Dinet Marie-Claude et Beauvalet Scarlett (dir.), Lieux et pratiques de santé du Moyen Âge à la Première Guerre mondiale
Dinet Marie-Claude et Beauvalet Scarlett (dir.), Lieux et pratiques de santé du Moyen Âge à la Première Guerre mondiale, Amiens, Encrage éditions, 2013, 235 p.
Texte intégral
1Ces actes de colloque se proposent d’explorer l’histoire sociale de la médecine et de la santé en s’intéressant principalement aux lieux de santé, aux logiques spatiales de la distribution des sains et des malades dans des espaces de vie commune et aux particularités de la médecine et des soins en temps de guerre. L’ensemble des contributions souligne le recours à des professionnels des soins (médecins, chirurgiens, apothicaires patentés), mais les autres soignants (empiriques, prêtres ou autres personnes dévouées aux soins) surtout pour les périodes médiévale et moderne, n’apparaissent pas.
2Un premier ensemble de textes s’attache aux lieux. Où recevait-on des soins ? Quelles étaient les modalités de prises en charge des malades et de leurs maux selon ces lieux ? Dès l’introduction, les éditrices préviennent qu’il s’agit surtout d’examiner les « formes alternatives à l’hospitalisation ». Rappelons qu’en terme de mission, avant le XIXe siècle, l’hôpital est un lieu d’assistance et non uniquement de soins. En outre, malgré la dissémination des hôpitaux généraux et hôtels-Dieu, ces établissements sont bien incapables d’accueillir tous les pauvres malades. Ainsi les souffrants entre Moyen Âge et époque moderne sont-ils avant tout soignés à domicile, qu’il s’agisse de leur lieu de résidence habituel ou temporaire.

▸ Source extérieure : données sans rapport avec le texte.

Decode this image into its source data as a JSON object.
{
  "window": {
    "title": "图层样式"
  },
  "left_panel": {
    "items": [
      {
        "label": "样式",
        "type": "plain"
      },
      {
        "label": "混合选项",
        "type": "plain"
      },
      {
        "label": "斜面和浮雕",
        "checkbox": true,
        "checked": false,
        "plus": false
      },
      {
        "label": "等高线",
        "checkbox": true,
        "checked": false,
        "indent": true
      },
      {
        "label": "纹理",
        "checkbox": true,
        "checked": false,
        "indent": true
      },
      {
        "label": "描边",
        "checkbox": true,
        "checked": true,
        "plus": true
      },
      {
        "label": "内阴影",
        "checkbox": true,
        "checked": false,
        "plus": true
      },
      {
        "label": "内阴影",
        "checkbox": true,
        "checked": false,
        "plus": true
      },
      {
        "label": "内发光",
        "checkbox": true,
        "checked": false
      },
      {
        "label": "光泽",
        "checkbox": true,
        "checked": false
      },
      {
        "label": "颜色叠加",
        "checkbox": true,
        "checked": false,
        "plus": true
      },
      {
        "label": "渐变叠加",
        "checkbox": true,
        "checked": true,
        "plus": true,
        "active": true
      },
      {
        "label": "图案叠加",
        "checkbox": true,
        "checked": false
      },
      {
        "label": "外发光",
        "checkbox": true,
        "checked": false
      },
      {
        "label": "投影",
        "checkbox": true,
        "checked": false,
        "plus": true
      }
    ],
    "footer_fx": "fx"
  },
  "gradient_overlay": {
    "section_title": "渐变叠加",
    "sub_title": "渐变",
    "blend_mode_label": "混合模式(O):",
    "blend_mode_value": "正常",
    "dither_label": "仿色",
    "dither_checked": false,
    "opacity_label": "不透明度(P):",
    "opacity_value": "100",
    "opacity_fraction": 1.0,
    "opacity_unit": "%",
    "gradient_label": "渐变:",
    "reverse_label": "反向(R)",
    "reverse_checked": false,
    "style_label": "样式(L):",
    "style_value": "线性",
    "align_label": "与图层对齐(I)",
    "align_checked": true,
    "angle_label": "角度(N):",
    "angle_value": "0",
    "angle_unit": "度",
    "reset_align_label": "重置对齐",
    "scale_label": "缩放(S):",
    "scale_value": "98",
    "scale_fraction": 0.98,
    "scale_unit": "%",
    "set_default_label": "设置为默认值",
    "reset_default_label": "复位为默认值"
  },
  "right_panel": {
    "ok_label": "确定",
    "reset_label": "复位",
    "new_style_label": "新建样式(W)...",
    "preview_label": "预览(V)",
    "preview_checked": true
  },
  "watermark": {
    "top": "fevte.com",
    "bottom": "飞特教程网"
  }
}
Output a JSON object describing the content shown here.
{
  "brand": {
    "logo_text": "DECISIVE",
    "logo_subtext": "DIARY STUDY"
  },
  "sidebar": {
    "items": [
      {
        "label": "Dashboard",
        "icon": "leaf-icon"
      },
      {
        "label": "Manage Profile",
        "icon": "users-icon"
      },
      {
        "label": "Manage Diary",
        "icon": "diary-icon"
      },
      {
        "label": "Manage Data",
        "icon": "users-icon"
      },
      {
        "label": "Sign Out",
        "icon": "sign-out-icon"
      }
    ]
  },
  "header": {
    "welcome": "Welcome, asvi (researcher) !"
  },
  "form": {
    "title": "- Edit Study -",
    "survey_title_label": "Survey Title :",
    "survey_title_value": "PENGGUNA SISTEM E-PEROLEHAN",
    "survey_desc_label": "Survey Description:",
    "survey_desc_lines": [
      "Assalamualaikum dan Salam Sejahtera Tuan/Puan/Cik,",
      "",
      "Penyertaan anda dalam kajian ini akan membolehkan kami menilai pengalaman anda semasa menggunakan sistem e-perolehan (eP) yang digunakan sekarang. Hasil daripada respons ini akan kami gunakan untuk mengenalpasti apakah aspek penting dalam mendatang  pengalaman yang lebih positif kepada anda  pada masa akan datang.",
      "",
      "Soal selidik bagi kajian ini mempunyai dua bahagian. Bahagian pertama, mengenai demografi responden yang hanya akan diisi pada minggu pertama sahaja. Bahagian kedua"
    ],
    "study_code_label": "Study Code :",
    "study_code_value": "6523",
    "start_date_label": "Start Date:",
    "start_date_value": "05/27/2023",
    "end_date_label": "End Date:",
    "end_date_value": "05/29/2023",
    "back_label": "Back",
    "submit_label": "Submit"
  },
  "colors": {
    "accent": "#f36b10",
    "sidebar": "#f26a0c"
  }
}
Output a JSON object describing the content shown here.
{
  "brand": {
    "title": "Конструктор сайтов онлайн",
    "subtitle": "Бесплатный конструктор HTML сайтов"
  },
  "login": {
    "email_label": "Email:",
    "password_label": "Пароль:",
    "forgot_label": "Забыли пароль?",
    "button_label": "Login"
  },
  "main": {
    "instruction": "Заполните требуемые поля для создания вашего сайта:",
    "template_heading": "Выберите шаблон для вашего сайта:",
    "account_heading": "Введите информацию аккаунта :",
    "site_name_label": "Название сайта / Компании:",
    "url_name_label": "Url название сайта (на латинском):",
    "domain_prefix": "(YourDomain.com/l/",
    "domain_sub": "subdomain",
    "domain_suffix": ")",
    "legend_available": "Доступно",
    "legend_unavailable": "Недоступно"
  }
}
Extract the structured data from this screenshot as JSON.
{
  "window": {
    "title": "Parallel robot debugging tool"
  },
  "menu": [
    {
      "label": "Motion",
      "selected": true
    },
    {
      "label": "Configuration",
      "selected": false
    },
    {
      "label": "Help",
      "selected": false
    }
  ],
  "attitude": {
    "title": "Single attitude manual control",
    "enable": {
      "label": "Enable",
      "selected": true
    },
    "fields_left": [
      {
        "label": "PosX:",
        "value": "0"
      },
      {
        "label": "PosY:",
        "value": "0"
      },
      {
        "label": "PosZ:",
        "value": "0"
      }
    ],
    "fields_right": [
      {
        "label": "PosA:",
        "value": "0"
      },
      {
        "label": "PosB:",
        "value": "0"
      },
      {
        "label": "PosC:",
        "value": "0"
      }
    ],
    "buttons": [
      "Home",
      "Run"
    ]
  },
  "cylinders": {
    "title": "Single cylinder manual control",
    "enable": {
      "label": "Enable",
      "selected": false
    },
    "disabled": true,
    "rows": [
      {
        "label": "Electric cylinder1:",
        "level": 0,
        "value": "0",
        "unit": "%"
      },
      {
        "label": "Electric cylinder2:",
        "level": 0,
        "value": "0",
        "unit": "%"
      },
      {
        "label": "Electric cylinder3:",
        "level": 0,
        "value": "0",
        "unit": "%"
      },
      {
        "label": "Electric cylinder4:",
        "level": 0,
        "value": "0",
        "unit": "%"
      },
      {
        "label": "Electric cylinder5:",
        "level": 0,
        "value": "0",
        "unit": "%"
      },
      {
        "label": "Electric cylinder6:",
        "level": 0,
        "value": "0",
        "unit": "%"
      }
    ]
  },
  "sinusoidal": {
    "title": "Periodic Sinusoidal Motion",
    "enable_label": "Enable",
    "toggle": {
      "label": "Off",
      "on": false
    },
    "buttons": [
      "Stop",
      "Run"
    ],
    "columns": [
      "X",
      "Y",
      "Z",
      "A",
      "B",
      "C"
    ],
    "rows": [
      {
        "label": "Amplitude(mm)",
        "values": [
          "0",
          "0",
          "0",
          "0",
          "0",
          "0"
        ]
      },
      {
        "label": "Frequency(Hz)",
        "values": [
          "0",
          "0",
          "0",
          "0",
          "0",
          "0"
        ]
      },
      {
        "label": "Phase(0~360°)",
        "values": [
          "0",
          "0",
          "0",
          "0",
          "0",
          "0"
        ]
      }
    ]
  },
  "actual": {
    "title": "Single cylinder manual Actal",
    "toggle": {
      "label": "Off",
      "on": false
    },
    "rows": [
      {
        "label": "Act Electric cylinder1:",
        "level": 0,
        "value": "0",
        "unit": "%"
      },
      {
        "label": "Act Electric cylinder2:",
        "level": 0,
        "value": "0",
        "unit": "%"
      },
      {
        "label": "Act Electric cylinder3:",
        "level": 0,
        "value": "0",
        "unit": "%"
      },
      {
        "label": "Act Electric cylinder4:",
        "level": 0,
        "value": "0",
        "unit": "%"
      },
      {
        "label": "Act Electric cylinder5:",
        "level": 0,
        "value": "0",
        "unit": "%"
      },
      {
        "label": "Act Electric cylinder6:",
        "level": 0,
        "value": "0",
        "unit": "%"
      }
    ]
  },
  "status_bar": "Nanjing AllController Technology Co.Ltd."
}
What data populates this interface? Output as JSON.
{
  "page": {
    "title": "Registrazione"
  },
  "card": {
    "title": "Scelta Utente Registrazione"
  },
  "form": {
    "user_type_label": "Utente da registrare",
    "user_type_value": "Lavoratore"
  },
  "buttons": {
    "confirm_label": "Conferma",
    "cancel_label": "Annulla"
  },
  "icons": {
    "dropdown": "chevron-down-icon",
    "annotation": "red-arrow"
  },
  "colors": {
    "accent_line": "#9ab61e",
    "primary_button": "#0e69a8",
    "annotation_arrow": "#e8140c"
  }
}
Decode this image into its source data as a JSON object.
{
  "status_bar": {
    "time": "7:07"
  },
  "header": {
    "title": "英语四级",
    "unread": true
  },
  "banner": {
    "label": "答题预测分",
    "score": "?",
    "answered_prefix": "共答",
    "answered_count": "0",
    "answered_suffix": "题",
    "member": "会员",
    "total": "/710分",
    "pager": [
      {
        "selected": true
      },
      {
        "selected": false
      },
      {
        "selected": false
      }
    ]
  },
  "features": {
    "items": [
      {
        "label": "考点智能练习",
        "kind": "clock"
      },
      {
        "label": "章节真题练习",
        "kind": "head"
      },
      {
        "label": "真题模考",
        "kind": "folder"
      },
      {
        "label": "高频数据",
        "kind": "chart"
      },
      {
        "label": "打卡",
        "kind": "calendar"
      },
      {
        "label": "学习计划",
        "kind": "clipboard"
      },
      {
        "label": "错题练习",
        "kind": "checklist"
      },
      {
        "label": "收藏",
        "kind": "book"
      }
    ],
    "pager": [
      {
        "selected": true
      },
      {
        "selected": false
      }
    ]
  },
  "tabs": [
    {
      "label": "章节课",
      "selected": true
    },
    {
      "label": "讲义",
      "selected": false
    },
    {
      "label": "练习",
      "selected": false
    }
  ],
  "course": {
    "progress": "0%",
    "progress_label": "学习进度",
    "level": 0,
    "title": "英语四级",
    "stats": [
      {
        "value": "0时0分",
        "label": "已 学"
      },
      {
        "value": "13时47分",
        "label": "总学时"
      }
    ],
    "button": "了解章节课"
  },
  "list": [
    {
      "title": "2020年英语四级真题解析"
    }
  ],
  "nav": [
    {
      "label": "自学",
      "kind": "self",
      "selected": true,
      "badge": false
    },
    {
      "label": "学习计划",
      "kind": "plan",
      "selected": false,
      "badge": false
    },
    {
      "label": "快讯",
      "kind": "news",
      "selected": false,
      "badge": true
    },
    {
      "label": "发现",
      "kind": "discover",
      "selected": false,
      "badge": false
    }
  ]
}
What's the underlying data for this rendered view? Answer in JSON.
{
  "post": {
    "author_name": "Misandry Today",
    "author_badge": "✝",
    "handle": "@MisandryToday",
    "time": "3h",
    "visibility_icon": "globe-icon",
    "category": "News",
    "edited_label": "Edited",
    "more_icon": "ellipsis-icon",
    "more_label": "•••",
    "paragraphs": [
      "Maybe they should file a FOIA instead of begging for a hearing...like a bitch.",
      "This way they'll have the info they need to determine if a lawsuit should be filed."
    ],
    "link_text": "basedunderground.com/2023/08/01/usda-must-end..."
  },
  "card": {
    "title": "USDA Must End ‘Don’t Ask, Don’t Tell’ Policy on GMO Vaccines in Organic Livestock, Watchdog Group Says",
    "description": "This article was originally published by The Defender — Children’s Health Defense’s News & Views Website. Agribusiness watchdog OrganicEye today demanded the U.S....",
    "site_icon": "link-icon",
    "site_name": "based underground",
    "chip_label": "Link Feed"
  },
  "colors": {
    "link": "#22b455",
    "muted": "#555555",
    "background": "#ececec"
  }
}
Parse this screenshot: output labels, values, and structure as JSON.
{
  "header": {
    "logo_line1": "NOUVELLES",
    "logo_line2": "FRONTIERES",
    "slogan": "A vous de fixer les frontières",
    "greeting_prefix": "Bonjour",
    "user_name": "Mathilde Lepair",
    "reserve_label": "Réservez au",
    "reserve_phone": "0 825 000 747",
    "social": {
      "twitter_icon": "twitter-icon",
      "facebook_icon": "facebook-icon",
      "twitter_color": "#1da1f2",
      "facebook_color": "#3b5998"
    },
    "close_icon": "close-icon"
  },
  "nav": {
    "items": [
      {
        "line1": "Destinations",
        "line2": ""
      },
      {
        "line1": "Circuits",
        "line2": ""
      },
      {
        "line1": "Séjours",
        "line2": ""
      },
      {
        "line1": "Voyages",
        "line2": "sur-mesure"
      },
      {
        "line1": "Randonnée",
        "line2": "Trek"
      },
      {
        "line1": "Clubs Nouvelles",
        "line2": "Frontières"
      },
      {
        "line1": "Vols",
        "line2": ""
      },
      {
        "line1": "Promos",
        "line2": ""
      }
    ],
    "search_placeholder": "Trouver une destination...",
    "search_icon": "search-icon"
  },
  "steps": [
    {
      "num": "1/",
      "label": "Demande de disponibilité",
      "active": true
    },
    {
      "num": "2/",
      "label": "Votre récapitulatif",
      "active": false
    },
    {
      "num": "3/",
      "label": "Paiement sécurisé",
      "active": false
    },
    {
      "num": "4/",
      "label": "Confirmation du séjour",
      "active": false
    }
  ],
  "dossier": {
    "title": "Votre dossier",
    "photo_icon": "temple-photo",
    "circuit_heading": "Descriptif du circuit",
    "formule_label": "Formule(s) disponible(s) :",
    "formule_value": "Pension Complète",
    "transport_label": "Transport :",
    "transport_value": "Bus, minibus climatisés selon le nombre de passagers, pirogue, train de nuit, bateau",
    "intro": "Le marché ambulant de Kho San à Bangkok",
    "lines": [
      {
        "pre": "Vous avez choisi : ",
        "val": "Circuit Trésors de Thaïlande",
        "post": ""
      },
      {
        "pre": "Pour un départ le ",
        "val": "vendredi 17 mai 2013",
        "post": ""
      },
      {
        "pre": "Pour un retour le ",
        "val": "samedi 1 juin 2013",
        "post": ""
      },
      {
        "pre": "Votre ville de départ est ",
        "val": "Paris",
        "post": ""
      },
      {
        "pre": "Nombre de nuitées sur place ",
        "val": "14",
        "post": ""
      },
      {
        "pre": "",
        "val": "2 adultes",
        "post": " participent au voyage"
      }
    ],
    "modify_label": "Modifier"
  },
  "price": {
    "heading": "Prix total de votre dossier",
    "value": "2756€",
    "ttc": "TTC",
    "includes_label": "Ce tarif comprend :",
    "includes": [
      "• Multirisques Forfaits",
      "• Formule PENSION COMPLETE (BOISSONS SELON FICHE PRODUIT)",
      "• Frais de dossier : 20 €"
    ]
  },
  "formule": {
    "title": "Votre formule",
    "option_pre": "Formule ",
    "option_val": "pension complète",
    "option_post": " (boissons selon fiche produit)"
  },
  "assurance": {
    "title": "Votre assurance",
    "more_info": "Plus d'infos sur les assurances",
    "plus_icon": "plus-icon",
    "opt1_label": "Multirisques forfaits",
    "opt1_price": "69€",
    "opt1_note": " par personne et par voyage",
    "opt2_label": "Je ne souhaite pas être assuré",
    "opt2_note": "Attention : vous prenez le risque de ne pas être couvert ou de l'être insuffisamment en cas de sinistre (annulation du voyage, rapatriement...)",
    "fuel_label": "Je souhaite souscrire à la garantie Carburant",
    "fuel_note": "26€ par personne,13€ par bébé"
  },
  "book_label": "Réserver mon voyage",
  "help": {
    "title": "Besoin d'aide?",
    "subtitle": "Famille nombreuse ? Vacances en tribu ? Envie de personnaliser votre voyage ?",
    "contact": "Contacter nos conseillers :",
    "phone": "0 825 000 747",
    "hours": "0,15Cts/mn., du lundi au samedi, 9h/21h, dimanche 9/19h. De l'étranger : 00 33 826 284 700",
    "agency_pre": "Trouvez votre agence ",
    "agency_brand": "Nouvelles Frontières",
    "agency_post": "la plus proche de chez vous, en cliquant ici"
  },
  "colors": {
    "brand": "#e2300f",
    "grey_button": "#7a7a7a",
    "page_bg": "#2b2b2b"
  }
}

3Grâce à des correspondances et sources comptables, les comportements des élites du XVIIIe siècle comme la famille d’Estournel présentée par S. Beauvalet ou bien la princesse de Conti sont bien documentés. A. Chatenet-Calyste décrit le quotidien de cette grande dame, âgée de près de 50 ans, très attentive à son état de santé et qui a accès aux soins et aux professionnels sans aucune entrave économique ou sociale. Dans les années 1780, toute la vie de cette femme est contrôlée par les médecins selon l’auteure. Parfois cette prise en charge à domicile peut se faire avec l’intervention d’une association philanthropique comme les charités maternelles qui dès la fin du XVIIIe et encore au XIXe siècle tentent de prévenir les abandons d’enfants en secourant des mères de condition modeste comme le rappelle E. Berthiaud. Alors que dans un premier temps les secours interviennent au moment de l’allaitement des nouveau-nés, s’organisent peu à peu un suivi de la grossesse de ces femmes voire un accueil pour l’accouchement.
4Dans les situations particulières du couvent ou de la prison, tous les aspects de la vie quotidienne des individus sont pris en compte y compris la santé. R. Telliez, pour la fin du Moyen Âge, rend compte des mesures limitées, mais bien réelles, prises dans les administrations des geôles européennes. La libération pour les cas les plus véniels est un recours fréquent qui permet au malade de se faire soigner, sinon le prisonnier blessé ou malade peut voir son régime adouci et surtout son alimentation devenir plus riche en vin et viande pour lui redonner des forces. La santé est également une préoccupation dans un lieu comme l’abbaye de Corbie, où l’on comptait à la fin du Moyen Âge jusqu’à quatre lieux de soins différents : l’hôtellerie pour les hôtes de passage, l’hôpital pour des malades des environs, la maladrerie pour les lépreux, et l’infirmerie monastique dans la clôture pour les moines (J. Brassart). Au XVIIIe siècle, les religieux n’ont plus de fonctions médicales ou de soins. Les consultations pour les frères malades et la fourniture en remèdes se font auprès de professionnels extérieurs. Comme en prison, une nourriture réconfortante est offerte aux malades qui peuvent également jouir d’un adoucissement de la règle et sortir pour aller se faire soigner à l’extérieur.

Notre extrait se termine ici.